Саломея же после моих слов вдруг часто заморгала и призадумалась. Она профессору верила, как самой себе, и для нее мои слова были как прозрение. Мне казалось странным, что она, чуткая и умная, не разбирается в таких элементарных вещах. Ведь ездила же на уборку картофеля, знала, что не дадут там никому не то что мольберт раскрыть, но даже и обмолвиться об этом. А вот поди ж ты, верила.

После застолья Саломея попросила матушку показать мне семейный альбом, сама же пошла переоделась в махровый халат и скрылась в ванной. Как­то это было неудобно, при матери и такие свободные приготовления. Как будто мы уже супруги и лет пять, как минимум, живем вместе. Меня это коробило.

Эсфира Арнольдовна тем временем показывала мне фотографии своей молодости. Особенно приглянулась мне фотография, где она стояла у балетного станка в форме балерины, вся такая свежая, юная, ничего не имевшая общего с ней теперешней, раздобревшей, словно сделанной из ваты. В ту, в молодую Эсфиру я и сейчас готов был влюбиться; теперешнюю же Эсфиру Арнольдовну мог только уважать.

Выйдя из ванны, Саломея недвусмысленно дала понять, что пришла моя очередь мыться.

— Иди, там халат и шлепанцы, — сказала она и пошла в свою комнату.

Вскоре остались мы с ней наедине, но перед этим услышал я один очень значительный для меня разговор, не весь, а его окончание, самый что ни на есть хвостик. Я выключил воду в ванной, вытирался и вдруг услышал, как Саломея на кухне говорит обо мне с Эсфирой Арнольдовной:

— Он ухаживает за мной, и мне хотелось бы думать, что это серьезно.

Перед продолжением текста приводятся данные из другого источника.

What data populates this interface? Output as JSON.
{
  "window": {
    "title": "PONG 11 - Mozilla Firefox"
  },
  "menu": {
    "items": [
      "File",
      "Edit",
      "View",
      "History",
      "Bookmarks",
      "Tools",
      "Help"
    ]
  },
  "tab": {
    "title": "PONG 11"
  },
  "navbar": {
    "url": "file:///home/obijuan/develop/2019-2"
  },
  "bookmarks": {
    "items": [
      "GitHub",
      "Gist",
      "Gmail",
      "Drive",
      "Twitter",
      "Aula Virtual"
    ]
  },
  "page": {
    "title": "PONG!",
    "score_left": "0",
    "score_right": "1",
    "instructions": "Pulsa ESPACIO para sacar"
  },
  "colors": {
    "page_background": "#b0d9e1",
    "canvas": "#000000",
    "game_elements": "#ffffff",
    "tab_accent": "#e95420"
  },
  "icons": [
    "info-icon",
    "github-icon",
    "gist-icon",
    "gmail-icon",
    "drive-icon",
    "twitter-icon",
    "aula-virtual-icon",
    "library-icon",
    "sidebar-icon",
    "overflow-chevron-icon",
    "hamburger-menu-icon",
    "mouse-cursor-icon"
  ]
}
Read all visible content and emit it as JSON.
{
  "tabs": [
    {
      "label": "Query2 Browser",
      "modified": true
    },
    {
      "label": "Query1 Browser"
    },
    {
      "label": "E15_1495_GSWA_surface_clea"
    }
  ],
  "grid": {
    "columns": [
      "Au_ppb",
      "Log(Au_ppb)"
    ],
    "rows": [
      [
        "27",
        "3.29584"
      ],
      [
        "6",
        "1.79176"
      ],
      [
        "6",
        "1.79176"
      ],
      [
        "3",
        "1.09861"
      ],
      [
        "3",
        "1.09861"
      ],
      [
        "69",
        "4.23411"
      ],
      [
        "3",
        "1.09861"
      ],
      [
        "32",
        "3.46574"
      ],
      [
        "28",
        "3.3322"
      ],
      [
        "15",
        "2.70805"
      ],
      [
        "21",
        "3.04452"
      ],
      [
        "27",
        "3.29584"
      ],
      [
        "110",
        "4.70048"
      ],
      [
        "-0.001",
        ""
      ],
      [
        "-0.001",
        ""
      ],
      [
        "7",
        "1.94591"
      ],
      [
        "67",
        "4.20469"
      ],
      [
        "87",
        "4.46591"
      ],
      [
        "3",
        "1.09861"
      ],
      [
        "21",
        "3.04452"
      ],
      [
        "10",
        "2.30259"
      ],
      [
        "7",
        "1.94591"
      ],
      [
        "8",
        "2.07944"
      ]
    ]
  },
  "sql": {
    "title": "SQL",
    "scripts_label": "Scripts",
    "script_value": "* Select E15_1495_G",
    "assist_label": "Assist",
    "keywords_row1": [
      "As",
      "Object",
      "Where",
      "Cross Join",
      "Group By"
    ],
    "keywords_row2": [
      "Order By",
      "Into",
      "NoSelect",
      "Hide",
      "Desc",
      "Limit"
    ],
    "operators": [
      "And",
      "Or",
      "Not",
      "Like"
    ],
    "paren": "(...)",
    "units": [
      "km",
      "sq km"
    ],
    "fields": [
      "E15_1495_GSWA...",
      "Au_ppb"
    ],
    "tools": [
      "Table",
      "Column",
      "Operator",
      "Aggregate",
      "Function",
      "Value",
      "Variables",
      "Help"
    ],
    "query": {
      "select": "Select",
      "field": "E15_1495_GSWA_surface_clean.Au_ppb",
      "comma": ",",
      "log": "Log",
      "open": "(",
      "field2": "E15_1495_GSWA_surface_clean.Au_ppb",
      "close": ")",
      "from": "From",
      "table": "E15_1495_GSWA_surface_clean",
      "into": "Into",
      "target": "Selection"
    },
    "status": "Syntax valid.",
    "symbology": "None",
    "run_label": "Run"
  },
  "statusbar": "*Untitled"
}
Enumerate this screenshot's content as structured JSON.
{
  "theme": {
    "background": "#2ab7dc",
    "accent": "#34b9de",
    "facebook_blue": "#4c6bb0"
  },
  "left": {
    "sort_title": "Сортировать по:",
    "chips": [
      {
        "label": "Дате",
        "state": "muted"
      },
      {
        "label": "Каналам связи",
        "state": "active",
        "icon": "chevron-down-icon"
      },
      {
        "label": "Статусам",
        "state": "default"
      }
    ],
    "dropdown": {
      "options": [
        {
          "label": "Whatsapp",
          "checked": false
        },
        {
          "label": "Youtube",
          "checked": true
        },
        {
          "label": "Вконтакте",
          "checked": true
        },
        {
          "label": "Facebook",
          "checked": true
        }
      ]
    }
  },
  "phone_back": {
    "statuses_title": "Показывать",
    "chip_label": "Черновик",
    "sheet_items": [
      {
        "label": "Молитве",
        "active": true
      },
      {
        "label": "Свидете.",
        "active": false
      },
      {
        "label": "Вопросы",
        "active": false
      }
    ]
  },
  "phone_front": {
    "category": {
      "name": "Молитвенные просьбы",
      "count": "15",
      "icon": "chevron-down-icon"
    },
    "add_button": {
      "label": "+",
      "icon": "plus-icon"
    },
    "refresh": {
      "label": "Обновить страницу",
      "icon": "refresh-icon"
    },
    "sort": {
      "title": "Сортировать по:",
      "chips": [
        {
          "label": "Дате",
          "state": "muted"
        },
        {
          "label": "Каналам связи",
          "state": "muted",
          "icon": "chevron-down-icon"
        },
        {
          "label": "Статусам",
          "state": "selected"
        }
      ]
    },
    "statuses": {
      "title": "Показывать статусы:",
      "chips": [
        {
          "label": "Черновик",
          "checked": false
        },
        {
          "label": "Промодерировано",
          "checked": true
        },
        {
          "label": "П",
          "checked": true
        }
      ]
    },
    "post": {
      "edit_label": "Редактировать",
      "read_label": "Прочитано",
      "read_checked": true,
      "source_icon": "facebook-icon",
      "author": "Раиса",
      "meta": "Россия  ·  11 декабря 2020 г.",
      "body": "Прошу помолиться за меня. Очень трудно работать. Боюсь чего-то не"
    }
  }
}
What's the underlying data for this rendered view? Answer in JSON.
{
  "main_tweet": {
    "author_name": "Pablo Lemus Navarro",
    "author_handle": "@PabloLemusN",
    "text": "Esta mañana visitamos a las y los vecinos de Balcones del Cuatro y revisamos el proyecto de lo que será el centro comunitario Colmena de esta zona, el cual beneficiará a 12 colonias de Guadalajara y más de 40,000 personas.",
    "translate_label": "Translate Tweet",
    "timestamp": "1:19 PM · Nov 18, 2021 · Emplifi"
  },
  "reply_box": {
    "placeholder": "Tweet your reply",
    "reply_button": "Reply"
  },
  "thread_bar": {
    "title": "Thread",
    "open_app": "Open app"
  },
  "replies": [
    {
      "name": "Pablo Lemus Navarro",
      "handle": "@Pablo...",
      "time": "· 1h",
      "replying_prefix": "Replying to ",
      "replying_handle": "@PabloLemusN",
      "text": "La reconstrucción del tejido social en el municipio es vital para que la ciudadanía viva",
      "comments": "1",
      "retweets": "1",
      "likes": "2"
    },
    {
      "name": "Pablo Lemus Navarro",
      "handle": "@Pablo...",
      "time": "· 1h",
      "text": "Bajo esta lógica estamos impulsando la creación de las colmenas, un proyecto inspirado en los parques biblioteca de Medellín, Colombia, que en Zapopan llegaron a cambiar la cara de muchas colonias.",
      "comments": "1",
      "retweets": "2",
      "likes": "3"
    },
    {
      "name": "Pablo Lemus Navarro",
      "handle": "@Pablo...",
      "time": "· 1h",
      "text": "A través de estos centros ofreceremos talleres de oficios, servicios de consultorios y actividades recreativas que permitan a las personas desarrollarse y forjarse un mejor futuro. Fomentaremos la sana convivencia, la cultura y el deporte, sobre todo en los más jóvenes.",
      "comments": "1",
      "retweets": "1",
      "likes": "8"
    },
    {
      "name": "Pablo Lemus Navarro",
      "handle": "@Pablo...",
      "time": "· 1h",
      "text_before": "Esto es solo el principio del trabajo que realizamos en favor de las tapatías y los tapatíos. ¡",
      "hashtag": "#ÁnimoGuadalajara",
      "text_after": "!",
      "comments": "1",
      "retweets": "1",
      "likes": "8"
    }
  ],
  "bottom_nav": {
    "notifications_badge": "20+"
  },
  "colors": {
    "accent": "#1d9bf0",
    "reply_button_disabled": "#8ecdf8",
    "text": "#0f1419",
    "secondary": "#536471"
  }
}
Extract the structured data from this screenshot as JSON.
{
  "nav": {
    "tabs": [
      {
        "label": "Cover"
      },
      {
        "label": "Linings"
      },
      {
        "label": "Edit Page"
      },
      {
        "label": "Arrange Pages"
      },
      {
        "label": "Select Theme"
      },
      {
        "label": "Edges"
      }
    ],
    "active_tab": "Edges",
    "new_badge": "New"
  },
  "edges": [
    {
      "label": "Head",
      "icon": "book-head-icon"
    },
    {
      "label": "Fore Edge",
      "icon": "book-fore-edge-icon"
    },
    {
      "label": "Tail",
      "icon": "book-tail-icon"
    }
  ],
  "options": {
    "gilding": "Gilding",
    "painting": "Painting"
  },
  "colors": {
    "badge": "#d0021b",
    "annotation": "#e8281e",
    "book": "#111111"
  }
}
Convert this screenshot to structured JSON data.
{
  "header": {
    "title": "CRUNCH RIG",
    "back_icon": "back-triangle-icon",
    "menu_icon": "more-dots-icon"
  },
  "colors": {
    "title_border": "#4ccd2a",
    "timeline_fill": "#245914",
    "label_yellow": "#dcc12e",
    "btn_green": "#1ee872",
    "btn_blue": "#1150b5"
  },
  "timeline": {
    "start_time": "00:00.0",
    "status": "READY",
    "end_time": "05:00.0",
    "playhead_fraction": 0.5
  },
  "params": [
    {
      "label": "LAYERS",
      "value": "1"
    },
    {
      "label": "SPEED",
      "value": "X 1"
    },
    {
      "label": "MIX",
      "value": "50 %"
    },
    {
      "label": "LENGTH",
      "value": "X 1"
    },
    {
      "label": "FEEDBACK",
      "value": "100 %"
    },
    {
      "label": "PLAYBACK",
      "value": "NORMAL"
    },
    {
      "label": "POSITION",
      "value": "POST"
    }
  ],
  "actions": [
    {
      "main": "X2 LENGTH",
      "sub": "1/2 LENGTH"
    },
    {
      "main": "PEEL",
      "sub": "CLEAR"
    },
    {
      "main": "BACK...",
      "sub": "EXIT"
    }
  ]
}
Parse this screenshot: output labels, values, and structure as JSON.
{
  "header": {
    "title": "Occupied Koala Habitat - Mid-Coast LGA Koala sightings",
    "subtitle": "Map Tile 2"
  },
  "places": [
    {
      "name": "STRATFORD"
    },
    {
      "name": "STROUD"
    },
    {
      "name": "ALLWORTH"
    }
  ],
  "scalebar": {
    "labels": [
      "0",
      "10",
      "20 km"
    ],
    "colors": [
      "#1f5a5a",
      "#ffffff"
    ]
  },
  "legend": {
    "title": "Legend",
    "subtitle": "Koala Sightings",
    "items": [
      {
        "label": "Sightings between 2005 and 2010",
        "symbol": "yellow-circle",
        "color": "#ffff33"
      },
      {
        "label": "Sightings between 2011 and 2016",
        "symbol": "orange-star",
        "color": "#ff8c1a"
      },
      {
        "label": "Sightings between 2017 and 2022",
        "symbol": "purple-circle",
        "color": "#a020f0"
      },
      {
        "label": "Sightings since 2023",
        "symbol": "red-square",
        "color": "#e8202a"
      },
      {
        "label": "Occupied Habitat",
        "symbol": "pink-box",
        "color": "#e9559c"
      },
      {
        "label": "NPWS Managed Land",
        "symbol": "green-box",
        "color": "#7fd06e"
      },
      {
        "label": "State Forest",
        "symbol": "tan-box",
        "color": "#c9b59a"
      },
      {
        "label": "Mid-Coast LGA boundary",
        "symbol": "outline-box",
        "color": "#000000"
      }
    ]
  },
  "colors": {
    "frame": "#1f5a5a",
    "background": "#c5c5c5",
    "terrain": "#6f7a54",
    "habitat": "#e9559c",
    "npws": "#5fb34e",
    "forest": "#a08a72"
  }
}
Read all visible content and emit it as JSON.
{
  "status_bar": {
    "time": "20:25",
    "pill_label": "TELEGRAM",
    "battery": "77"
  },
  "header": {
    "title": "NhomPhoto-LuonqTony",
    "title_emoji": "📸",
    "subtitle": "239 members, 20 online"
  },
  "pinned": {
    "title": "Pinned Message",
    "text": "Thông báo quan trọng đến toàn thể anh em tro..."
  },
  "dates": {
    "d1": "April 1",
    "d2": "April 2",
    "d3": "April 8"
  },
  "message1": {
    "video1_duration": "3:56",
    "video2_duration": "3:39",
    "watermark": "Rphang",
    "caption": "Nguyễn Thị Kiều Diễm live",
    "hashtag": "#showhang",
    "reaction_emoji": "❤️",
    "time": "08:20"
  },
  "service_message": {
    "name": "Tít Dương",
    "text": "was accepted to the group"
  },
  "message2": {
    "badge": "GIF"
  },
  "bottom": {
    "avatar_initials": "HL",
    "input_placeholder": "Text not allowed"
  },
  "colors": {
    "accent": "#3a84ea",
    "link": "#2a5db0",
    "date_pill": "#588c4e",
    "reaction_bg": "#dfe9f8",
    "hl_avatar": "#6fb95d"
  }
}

— Почему тебе хочется так думать?

— Потому что Дима мне нравится. Вот почему.

На этом разговор закончился, Эсфира Арнольдовна, оставшись на кухне, стала мыть посуду, а Саломея вернулась в свою комнату, где скоро мы с ней и встретились.

 

После лета Саломея очень изменилась, как внешне (стала наряжаться с излишним, на мой взгляд, шиком), так и внутренне. По музеям и выставкам мы уже не ходили, ходили все больше по магазинам. Бывало, ни одного магазина на улице не пропустит и ко всему приценивается. Что­то покупает на ходу, я это все таскаю за ней, как грузчик, денег за покупки не плачу, их просто нет. Как­то ей не хватило денег на что­то, она принялась вслух сетовать. Я в ответ на ее сетования сказал: «Прости, ничем помочь не могу». Она смутилась, сообразила, что постоянно косвенно меня унижала.

В колхоз на картошку она не поехала, но от этого чаще мы встречаться не стали. Получилось так, что я совсем перестал ее видеть. Звоню — то ее нет, то она уже спит. В понедельник, помню, лил страшный дождь, но надо было ехать в институт, а кроме того, за продуктами, что было поважнее института. Сам виноват, проволынил весь воскресный день, а теперь совсем никакого запаса не осталось. Я оделся, обулся, взял зонт и поехал в город. Автобус за номером девяносто один довез до парка Победы и сломался. Я перебежал в другой, в семьдесят седьмой автобус, шедший не до Киевского вокзала, а только до станции метро «Кутузовская». Доехал, вышел, смотрю, передо мной знакомый силуэт. Без зонтика, без головного убора, в плаще без капюшона — Саломея. Бежит, перепрыгивая через лужи, мокнет, меня, идущего рядом, не замечает.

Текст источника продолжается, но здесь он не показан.